Once the API stabilised, integrating it into the Demi Schuurs WTA site was mostly a matter of front-end design and UX.

Dynamic Player Profile

The main profile page pulls from multiple endpoints:

  • Basic bio info from /players/{id}.
  • Headline stats (titles, best ranking, win–loss) from /players/{id}/stats.
  • Current ranking and ranking trend indicators from /players/{id}/rankings.

Because the data is centralised, every part of the site always shows the same numbers, which is critical for trust and professional appearance.

Interactive Match History

The match history section uses the matches endpoint with infinite scroll and filters.
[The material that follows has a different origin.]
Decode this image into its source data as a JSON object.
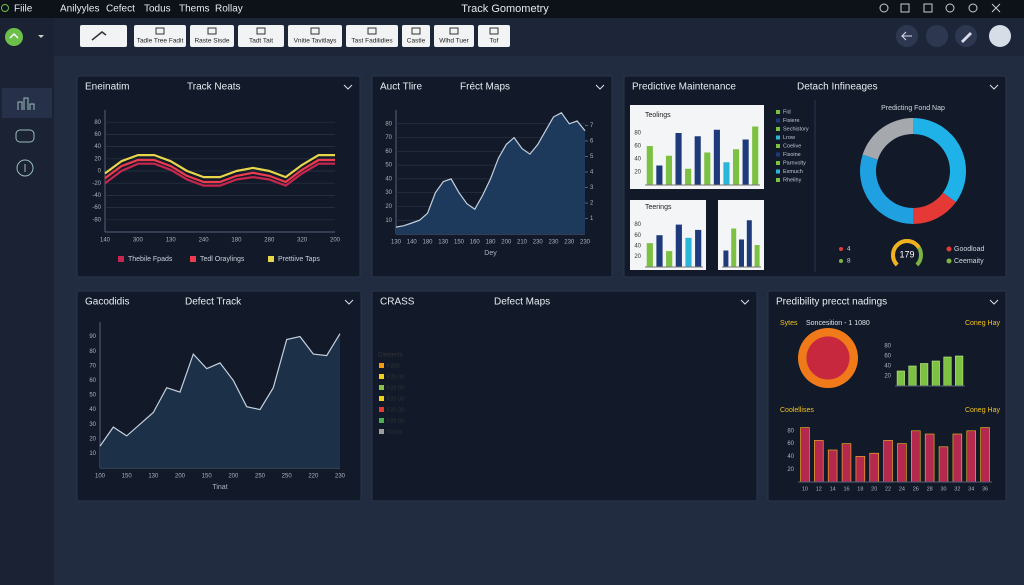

Fans can:

  • Drill down into specific seasons.
  • Check performance on particular surfaces.
  • See how Demi performs with different partners.

All of this is powered by simple API queries, which makes the front-end code thinner and easier to maintain.

Key Lessons from the Demi Schuurs WTA Stats API

Building a dedicated tennis player stats API for the Demi Schuurs project surfaced several lessons that apply to similar sports and data initiatives.

1. Model the Sport, Not Just the Data

The data model only made sense once we leaned into what makes doubles unique: teams, partnerships, and tournaments where doubles follows different patterns than singles. Copying a generic tennis schema would have missed the nuances that fans care about.

2. Start Small, Then Iterate

We resisted the urge to track every micro-statistic from day one. Instead, we focused on reliable core stats and expanded only where there was a clear demand. That discipline kept the ETL pipeline manageable and the API responsive.

3. Own Your Data Quality

Even when consuming official sources, you need your own validation and normalization. Canonical tournament IDs, deduplicated player records, and a consistent scoring format were essential to delivering clean stats for Demi’s site.

4. Design for Reuse

By treating the stats layer as a standalone API rather than a byproduct of the website, we created a foundation that can power mobile apps, social graphics, automated reports, and more—without rewriting the logic every time.

Where This API Can Go Next

The current Demi Schuurs tennis stats API already covers most fan-facing use cases, but there’s plenty of room for growth:

  • Advanced analytics: Serve/return efficiency, clutch performance, and partner-by-partner breakdowns.
  • Live integrations: Real-time score updates during matches to power live dashboards.
  • Open partner access: Secure keys for media partners or tournament organisers to integrate Demi’s stats into their own platforms.

Because the core architecture is in place, these enhancements are incremental rather than foundational rewrites.

Conclusion

Behind the polished interface of the Demi Schuurs WTA project sits a carefully designed tennis player stats API. By focusing on data modelling, ETL reliability, performance, and a doubles-first perspective, the project delivers accurate, fast, and flexible stats that can evolve with Demi’s career.

If you’re considering building your own tennis stats platform—whether for a single player, an academy, or an entire tour—the principles behind this project are a solid starting point: clarify your scope, respect the specifics of the sport, build an API-first backbone, and treat data quality as a first-class feature.